By Cian Molloy - 01 October, 2018

Measuring less than 14cm x 9.5cm, the book earns its name from the fact that it was found in 1104 inside the coffin of St Cuthbert, who was once England's most venerated saint.

The well-preserved text was written some 1,000 years ago, but is easily readable. (Photo: British Library)

The oldest surviving intact book in Europe, the St Cuthbert Gospel, is to go on display in the British Library in London later this month.

Made in the early eighth century, the manuscript contains a copy of the Gospel of St John and, because it retains its original binding, it is said to be the oldest intact European book.

Measuring less than 14cm x 9.5cm, the book earns its name from the fact that it was found in 1104 inside the coffin of St Cuthbert. Before the death of Thomas Becket in 1170, Cuthbert was England’s most venerated saint.

After his death in 687, Cuthbert became a political saint – in the ninth century, King Alfred the Great of Wessex said his decision to continue fighting the Danes was inspired by a vision of the hermit-turned-bishop. A northern saint paired with a southern king suited those working to unify England as one kingdom.

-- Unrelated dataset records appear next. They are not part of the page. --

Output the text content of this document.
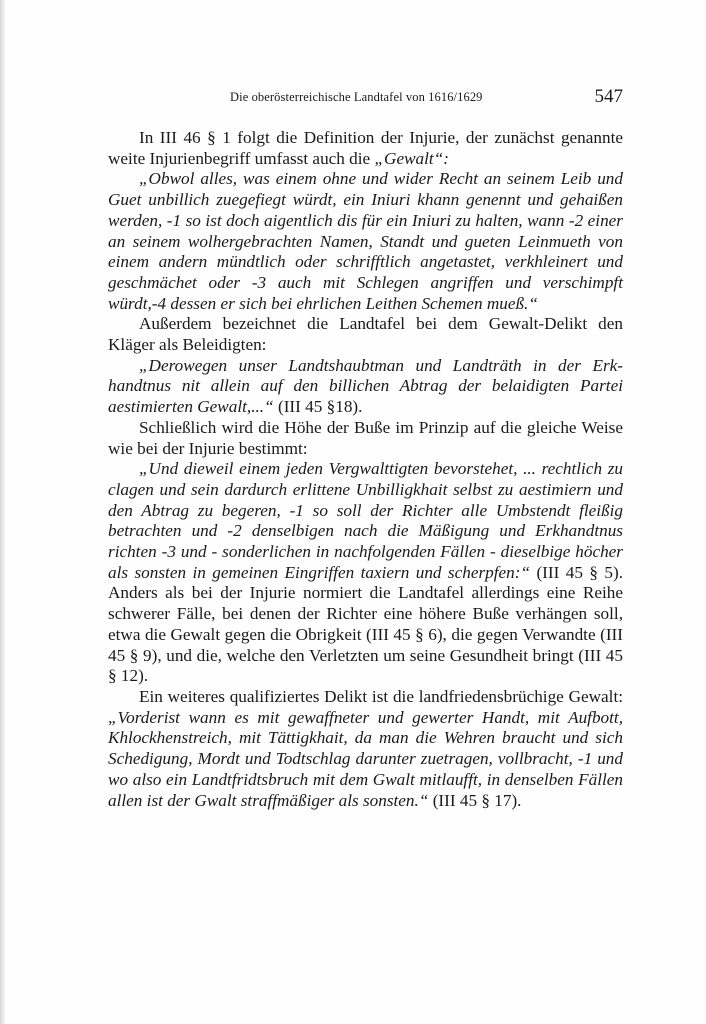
Die oberösterreichische Landtafel von 1616/1629	547

In III 46 § 1 folgt die Definition der Injurie, der zunächst genannte weite Injurienbegriff umfasst auch die „Gewalt“:

„Obwol alles, was einem ohne und wider Recht an seinem Leib und Guet unbillich zuegefiegt würdt, ein Iniuri khann genennt und gehaißen werden, -1 so ist doch aigentlich dis für ein Iniuri zu halten, wann -2 einer an seinem wolhergebrachten Namen, Standt und gueten Leinmueth von einem andern mündtlich oder schrifftlich angetastet, verkhleinert und geschmächet oder -3 auch mit Schlegen angriffen und verschimpft würdt,-4 dessen er sich bei ehrlichen Leithen Schemen mueß.“

Außerdem bezeichnet die Landtafel bei dem Gewalt-Delikt den Kläger als Beleidigten:

„Derowegen unser Landtshaubtman und Landträth in der Erkhandtnus nit allein auf den billichen Abtrag der belaidigten Partei aestimierten Gewalt,...“ (III 45 §18).

Schließlich wird die Höhe der Buße im Prinzip auf die gleiche Weise wie bei der Injurie bestimmt:

„Und dieweil einem jeden Vergwalttigten bevorstehet, ... rechtlich zu clagen und sein dardurch erlittene Unbilligkhait selbst zu aestimiern und den Abtrag zu begeren, -1 so soll der Richter alle Umbstendt fleißig betrachten und -2 denselbigen nach die Mäßigung und Erkhandtnus richten -3 und - sonderlichen in nachfolgenden Fällen - dieselbige höcher als sonsten in gemeinen Eingriffen taxiern und scherpfen:“ (III 45 § 5). Anders als bei der Injurie normiert die Landtafel allerdings eine Reihe schwerer Fälle, bei denen der Richter eine höhere Buße verhängen soll, etwa die Gewalt gegen die Obrigkeit (III 45 § 6), die gegen Verwandte (III 45 § 9), und die, welche den Verletzten um seine Gesundheit bringt (III 45 § 12).

Ein weiteres qualifiziertes Delikt ist die landfriedensbrüchige Gewalt: „Vorderist wann es mit gewaffneter und gewerter Handt, mit Aufbott, Khlockhenstreich, mit Tättigkhait, da man die Wehren braucht und sich Schedigung, Mordt und Todtschlag darunter zuetragen, vollbracht, -1 und wo also ein Landtfridtsbruch mit dem Gwalt mitlaufft, in denselben Fällen allen ist der Gwalt straffmäßiger als sonsten.“ (III 45 § 17).
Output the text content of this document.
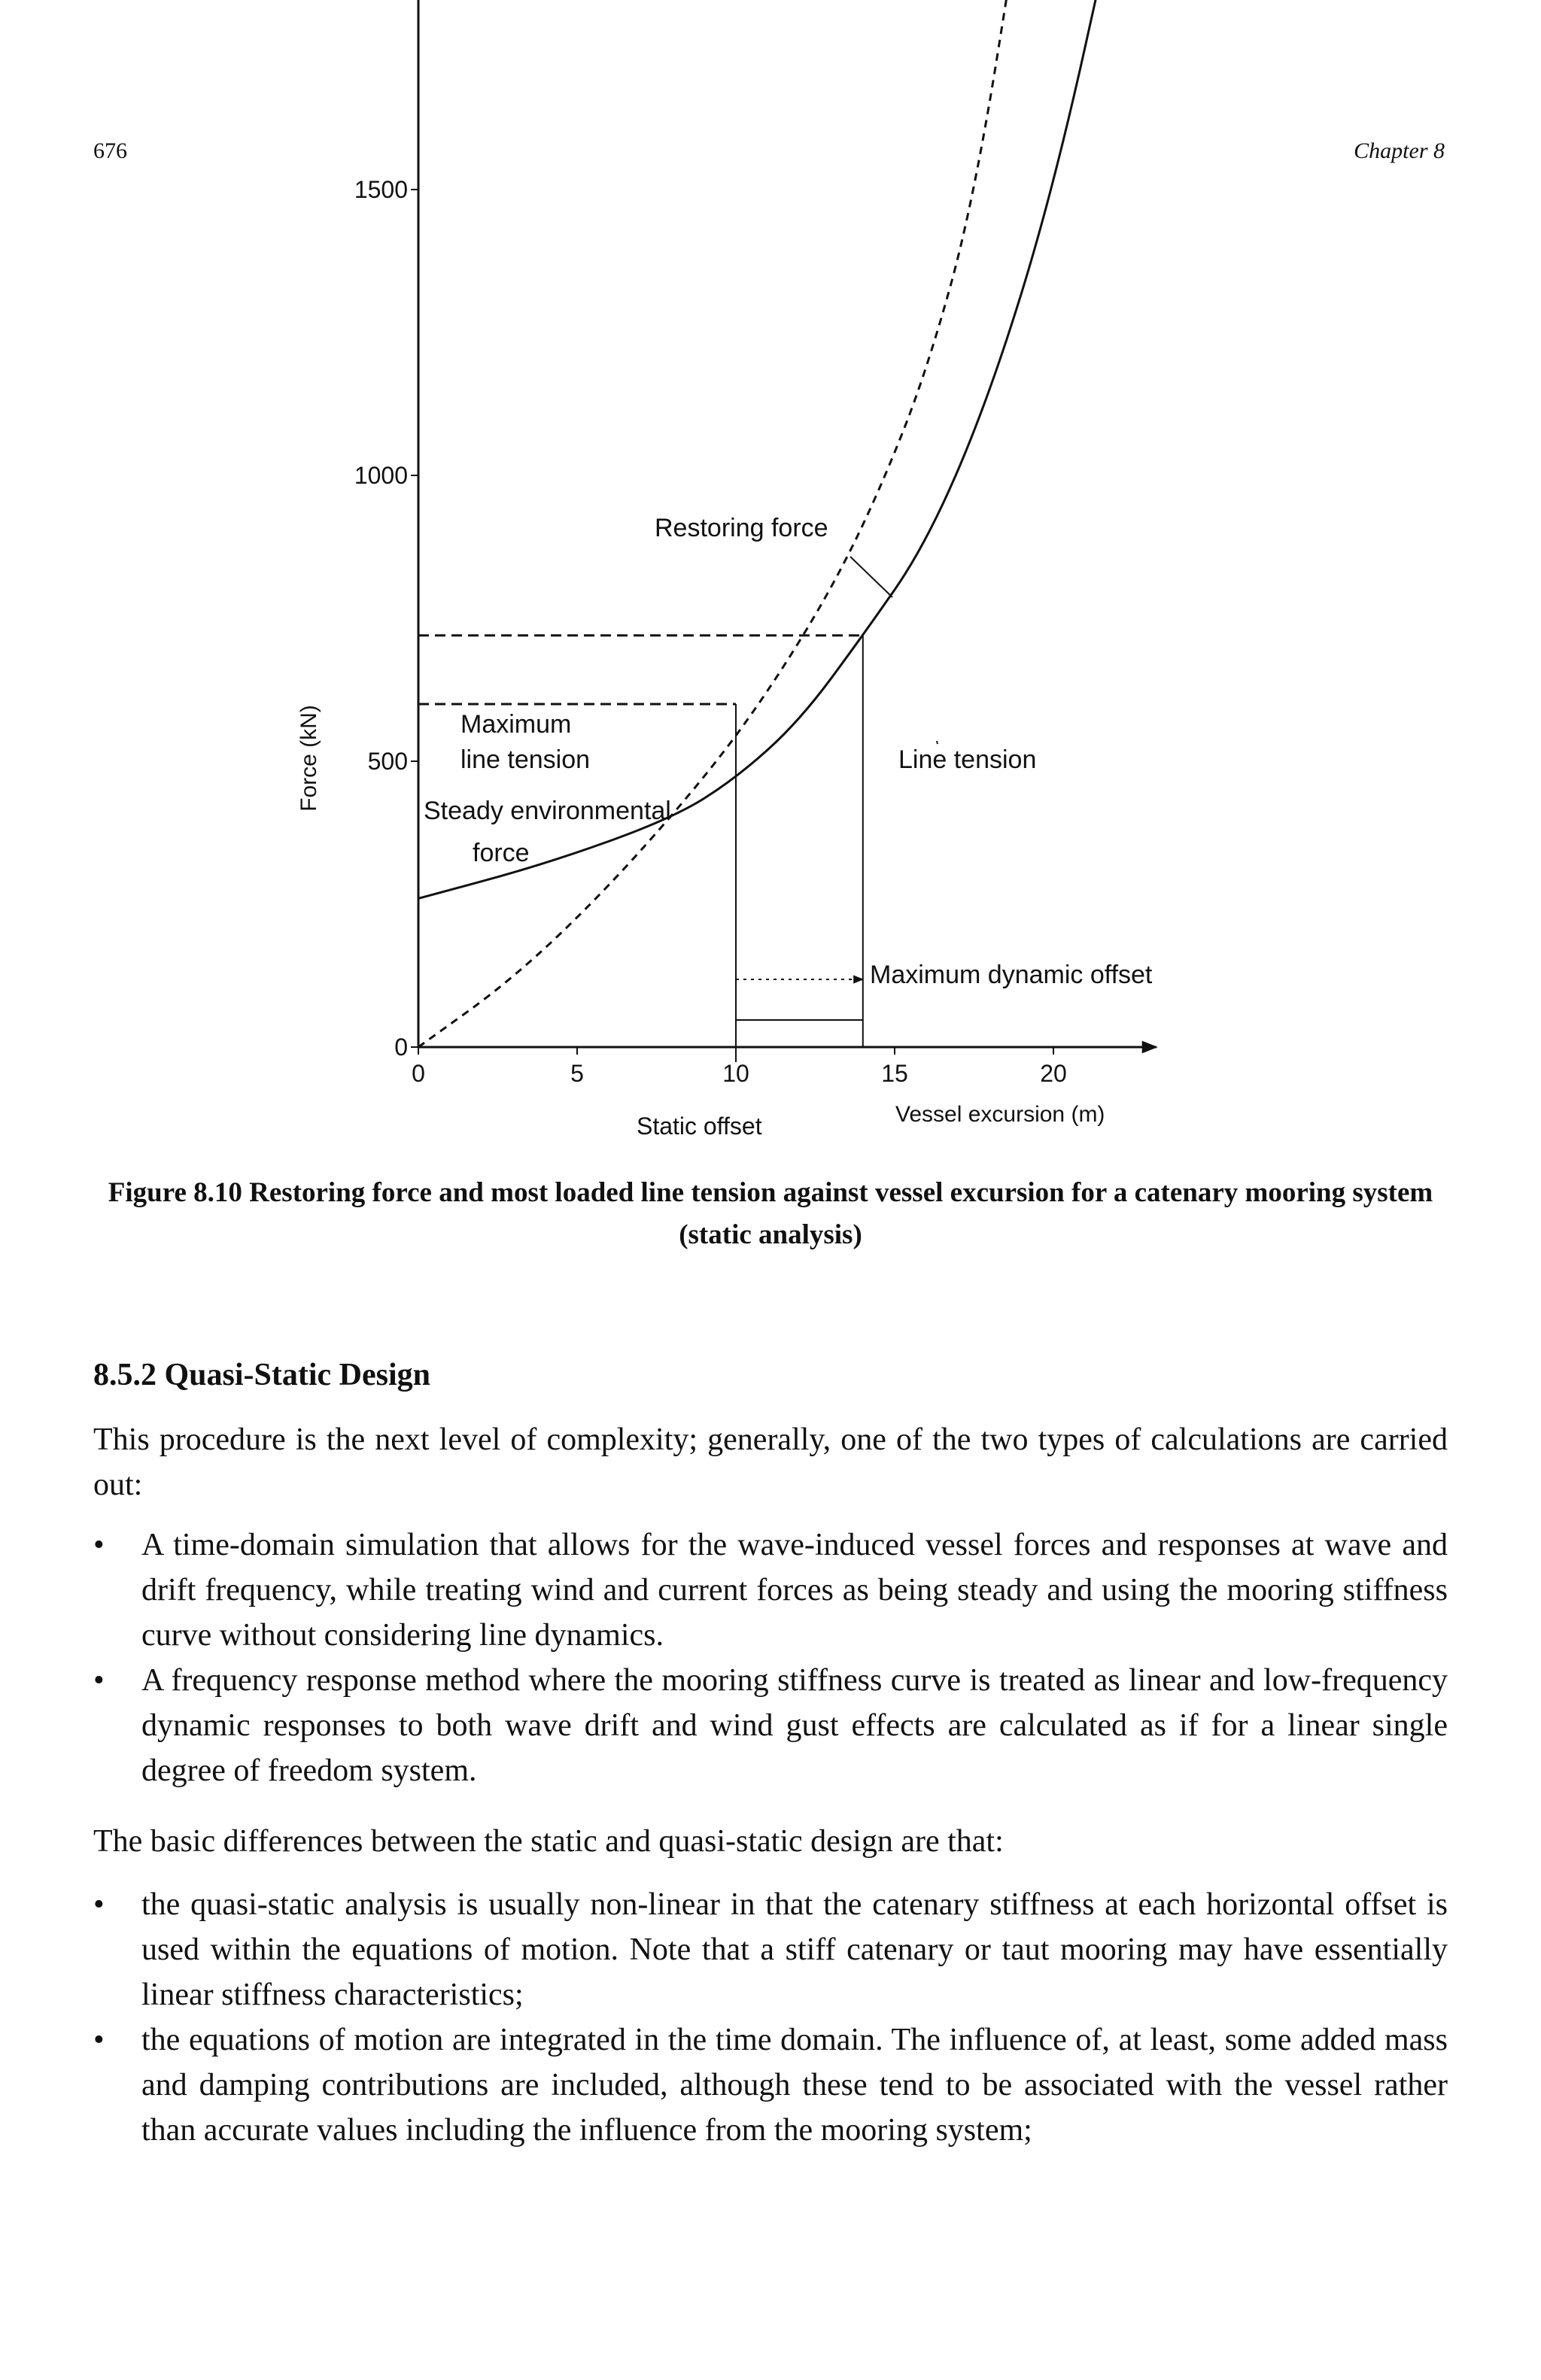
676	Chapter 8
0
500
1000
1500
0	5	10	15	20
Force (kN)
Vessel excursion (m)
Restoring force
Maximum
line tension
Steady environmental
force
Line tension
Maximum dynamic offset
Static offset
Figure 8.10 Restoring force and most loaded line tension against vessel excursion for a catenary mooring system (static analysis)
8.5.2 Quasi-Static Design

This procedure is the next level of complexity; generally, one of the two types of calculations are carried out:

• A time-domain simulation that allows for the wave-induced vessel forces and responses at wave and drift frequency, while treating wind and current forces as being steady and using the mooring stiffness curve without considering line dynamics.
• A frequency response method where the mooring stiffness curve is treated as linear and low-frequency dynamic responses to both wave drift and wind gust effects are calculated as if for a linear single degree of freedom system.

The basic differences between the static and quasi-static design are that:

• the quasi-static analysis is usually non-linear in that the catenary stiffness at each horizontal offset is used within the equations of motion. Note that a stiff catenary or taut mooring may have essentially linear stiffness characteristics;
• the equations of motion are integrated in the time domain. The influence of, at least, some added mass and damping contributions are included, although these tend to be associated with the vessel rather than accurate values including the influence from the mooring system;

Because of the Danesmen, and fears of Viking raiders, Cuthbert’s remains were removed from Lindisfarne to Durham in 995 and nine years later, while the remains were being prepared to be installed in a new shrine in the cathedral, the bound manuscript was found.

The shrine in Durham was a major pilgrimage site throughout the Middle Ages until the cathedral was ransacked by Henry VIII’s royal commissioners as part of the dissolution of the monasteries.

The manuscript is bound between two birch boards that have been covered in tanned goatskin that are stained a deep read and then decorated using tooling.

The bound copy of Gospel of St John is believed to have been used as an amulet or talisman, carried by the original owner as a protection from harm.

The St Cuthbert Gospel can be viewed online or you can see the relic itself in an exhibition titled Anglo-Saxon Kingdoms: Art, Word, War, which opens on 19 October.

Closer to home, if you want to view some of the oldest copies of the Gospels in the world, you can visit the Chester Beatty Library at Dublin Castle, where the treasures include papyrus manuscripts comprising the earliest surviving codex containing all four Gospels and Acts in one book, the earliest copy of the collection of Saint Paul’s letters and the earliest copy of the Book of Revelation.